Juga dengan jabatan ini membuat karyawan lain ikut menghormatinya selayaknya sang Direktur meski sebenarnya kebanyakan karyawan menyukai Lala yang ramah dan baik.
"DORRRRRR !" Teriakan kencang seorang gadis yang entah muncul darimana kini melompat didepan Lala hingga ia yang tadinya ingin memasuki lift terjengkit kaget. Lala memegangi dadanya yang berdebar kencang sambil melotot ngeri pada Pratiwi yang biasa dipanggil Tiwi itu. Namun Tiwi terlihat masa bodo dipelototi Tiwi.
"Heh.. nenek gayung.. bisa gak pagi-pagi jangan bikin orang jantungan !" Bentaknya namun disambut dengan cebikkan bibir gadis didepannya.
"Apa ? Pagi ? Pagi dari Hongkong.. pantas aja kamu jomblo karena jodohmu dipatuk ayam.. hahaha !" Ucapnya ngaco membuat Lala ingin sekali mencekiknya dan menenggelamkannya dipancuran air depan kantor.

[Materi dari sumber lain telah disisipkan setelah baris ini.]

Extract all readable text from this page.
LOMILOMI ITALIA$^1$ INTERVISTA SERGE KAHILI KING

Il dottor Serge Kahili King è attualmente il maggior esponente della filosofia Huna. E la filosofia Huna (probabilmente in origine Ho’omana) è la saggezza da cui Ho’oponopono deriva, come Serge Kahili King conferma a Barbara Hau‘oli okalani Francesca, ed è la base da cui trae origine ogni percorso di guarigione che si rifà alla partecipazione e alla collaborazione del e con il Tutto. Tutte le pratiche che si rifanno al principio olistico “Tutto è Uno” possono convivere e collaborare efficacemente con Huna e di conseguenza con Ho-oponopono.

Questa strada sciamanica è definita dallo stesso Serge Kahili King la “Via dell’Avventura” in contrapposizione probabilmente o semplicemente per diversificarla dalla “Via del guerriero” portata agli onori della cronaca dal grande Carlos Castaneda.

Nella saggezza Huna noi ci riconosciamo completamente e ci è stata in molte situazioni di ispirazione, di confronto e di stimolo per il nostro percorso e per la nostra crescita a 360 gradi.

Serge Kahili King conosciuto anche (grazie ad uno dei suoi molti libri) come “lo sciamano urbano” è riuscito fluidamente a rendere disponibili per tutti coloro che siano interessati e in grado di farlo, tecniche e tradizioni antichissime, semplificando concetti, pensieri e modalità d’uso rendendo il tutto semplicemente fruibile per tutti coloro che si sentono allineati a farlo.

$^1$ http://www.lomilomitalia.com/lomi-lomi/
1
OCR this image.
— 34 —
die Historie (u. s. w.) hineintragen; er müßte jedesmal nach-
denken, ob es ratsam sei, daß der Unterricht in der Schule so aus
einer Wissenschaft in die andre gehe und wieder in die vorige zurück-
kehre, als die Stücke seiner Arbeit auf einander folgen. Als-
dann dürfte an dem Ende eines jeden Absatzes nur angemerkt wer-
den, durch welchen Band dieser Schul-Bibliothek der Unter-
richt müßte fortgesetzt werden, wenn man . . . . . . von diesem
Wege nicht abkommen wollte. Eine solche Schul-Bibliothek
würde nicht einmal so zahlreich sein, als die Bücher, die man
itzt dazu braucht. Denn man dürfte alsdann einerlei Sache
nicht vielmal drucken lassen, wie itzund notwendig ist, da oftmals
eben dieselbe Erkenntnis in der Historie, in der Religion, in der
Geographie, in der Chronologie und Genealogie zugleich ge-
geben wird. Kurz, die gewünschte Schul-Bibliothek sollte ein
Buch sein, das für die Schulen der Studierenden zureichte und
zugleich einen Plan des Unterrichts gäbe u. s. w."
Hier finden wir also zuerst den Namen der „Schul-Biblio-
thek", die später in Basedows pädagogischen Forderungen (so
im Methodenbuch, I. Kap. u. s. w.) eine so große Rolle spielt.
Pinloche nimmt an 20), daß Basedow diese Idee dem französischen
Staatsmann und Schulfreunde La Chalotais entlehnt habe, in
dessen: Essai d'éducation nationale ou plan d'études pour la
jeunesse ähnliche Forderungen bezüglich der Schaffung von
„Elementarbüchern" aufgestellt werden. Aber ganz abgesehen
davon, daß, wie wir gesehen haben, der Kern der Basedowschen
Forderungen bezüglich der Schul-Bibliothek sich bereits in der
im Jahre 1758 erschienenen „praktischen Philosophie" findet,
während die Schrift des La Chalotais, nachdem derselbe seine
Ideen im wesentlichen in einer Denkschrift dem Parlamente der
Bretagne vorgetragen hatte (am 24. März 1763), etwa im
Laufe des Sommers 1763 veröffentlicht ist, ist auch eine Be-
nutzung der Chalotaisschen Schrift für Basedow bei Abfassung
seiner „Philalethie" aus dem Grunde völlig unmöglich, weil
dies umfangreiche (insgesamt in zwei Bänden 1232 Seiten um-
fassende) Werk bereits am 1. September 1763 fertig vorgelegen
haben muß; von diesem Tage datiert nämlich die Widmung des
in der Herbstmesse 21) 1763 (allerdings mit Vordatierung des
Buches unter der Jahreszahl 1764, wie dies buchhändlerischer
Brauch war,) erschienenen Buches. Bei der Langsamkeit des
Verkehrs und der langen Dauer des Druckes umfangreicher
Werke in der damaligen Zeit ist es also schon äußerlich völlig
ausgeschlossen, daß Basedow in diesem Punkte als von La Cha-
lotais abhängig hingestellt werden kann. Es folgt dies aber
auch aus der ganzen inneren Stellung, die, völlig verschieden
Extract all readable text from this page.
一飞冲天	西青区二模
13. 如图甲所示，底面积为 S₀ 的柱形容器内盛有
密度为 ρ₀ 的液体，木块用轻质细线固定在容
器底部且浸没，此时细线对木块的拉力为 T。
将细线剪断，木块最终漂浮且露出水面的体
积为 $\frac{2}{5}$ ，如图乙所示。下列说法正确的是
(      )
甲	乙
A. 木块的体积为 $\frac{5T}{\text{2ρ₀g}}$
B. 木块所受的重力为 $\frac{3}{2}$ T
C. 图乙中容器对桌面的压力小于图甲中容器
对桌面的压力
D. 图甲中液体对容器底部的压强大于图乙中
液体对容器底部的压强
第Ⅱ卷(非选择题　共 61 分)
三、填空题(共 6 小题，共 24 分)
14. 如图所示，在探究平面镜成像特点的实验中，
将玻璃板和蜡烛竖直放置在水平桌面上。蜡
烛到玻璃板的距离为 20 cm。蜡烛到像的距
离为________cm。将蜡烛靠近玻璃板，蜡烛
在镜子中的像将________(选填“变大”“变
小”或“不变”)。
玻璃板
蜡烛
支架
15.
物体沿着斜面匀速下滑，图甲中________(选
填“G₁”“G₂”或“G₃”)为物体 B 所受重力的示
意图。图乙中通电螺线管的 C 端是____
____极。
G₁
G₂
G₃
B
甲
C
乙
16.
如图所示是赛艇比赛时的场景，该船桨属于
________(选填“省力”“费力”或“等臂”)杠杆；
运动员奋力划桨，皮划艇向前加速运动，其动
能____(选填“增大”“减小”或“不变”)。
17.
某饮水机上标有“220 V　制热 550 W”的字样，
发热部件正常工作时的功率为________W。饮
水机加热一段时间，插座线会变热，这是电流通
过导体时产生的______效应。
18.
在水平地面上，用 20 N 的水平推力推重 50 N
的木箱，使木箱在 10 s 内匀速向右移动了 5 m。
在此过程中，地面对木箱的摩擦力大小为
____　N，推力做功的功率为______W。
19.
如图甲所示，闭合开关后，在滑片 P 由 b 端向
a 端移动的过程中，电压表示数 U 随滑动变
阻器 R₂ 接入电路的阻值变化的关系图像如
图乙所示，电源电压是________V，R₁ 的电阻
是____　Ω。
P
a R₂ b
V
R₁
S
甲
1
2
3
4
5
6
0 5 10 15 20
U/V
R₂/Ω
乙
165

"Heh nenek gayung.. mending balik Sono ke habitat Lo ya, dicari kakek gayung tuh minta dibuatin kopi. Daripada disini kamu cuma bikin aku jantungan.. kalau aku jantungan trus langsung is dead (mati) gimana ?" Lala mencak-mencak dengan masih melotot ngeri.
"Ya dikuburlah emang mau apa lagi ? " Sahutnya enteng membuat mata Lala semakin melotot maksimal.
"Heh.. kalau aku mati, aku bakal jadi hantu gentayangan, aku bakal hantuin kamu setiap malam dan kalau kamu udah matiin lampu aku akan tidur disampingmu !" Lala menjelaskan sambil bergaya seperti hantu membuat Tiwi yang awalnya cuek kini bergidik juga membayangkan itu semua.
"Huh.. ini laporan pemasaran bulan lalu yang diminta Evan, bilang sama dia ini udah komplit. Dari tadi aku bolak balik ke ruangannya tapi tu ketua geng beserta antek-anteknya blum datang. Enak banget jadi bos bisa datang dan pergi seenak udel dan ada apa dengan penampilanmu hari ini ?" Sambil mengomel Tiwi menyerahkan map yang sejak tadi ia pegang seraya menelisik Lala dari ujung kaki hingga ujung kepala. Belum Lala membalas perkataannya Tiwi sudah keburu memotongnya.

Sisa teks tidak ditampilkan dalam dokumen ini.